We have arrived on the island!
Tey uses a fictionalised version of one of the Hebrides, and given her description of the hotel that Grant stays in, it is easy to see why she chose to do this.
THE wallpaper consisted of far too heavy roses hanging from a far too slender trellis-work, and the insecure character of the whole thing was increased by the fact that the paper not only hung away from the wall but moved about in the draught. It was not readily obvious where the draught came from because the small window was not only tightly shut but had patently been tightly shut since its manufacture and original insertion in the house structure about the beginning of the century. The little swing mirror on the chest of drawers lived up to its promise in the first respect but not in the second. It would swing with ease amounting to abandon through the whole circle of three hundred and sixty degrees; but it did not reflect anything to any noticeable degree. A last year’s cardboard calendar folded in four kept its gyratory talents in check, but nothing of course could be done to increase its powers of reflection.

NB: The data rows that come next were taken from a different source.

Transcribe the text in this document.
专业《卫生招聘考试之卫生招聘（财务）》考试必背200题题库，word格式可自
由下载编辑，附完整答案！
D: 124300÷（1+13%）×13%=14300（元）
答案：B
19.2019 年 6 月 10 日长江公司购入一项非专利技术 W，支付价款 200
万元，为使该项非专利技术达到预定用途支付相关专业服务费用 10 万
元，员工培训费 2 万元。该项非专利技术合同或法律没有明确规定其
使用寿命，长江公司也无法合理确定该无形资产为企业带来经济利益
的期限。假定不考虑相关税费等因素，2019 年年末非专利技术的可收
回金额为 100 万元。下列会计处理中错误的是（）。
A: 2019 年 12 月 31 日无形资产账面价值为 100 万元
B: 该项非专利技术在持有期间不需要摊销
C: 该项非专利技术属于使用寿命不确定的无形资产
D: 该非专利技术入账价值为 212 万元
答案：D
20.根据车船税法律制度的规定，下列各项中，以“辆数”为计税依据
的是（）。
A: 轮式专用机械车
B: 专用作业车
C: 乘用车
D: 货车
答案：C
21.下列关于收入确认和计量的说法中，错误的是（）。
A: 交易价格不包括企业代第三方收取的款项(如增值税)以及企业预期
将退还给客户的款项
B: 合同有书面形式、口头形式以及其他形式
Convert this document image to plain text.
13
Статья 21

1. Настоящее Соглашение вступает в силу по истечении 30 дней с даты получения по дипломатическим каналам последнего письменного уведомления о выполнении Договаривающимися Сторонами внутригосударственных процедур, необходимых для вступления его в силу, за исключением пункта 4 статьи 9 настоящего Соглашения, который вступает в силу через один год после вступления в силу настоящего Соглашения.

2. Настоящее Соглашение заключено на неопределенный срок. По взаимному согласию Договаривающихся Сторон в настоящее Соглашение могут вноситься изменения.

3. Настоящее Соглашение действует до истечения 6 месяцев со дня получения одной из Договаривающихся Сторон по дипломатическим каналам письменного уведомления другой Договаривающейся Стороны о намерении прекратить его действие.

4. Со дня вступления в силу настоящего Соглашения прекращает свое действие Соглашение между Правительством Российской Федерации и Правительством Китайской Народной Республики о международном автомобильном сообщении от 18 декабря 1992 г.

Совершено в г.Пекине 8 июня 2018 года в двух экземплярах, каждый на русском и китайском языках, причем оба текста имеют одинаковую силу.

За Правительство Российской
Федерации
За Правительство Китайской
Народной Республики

Two of the four drawers in the chest were capable of being opened. The third would not open because it had lost its knob, and the fourth because it had lost the will.
Above the black iron fireplace with its frill of red crinkled paper brown with age was an engraving of a partially clothed Venus comforting a quite unclothed Cupid. If the cold had not already eaten into his bones Grant thought that this picture would have finished the process.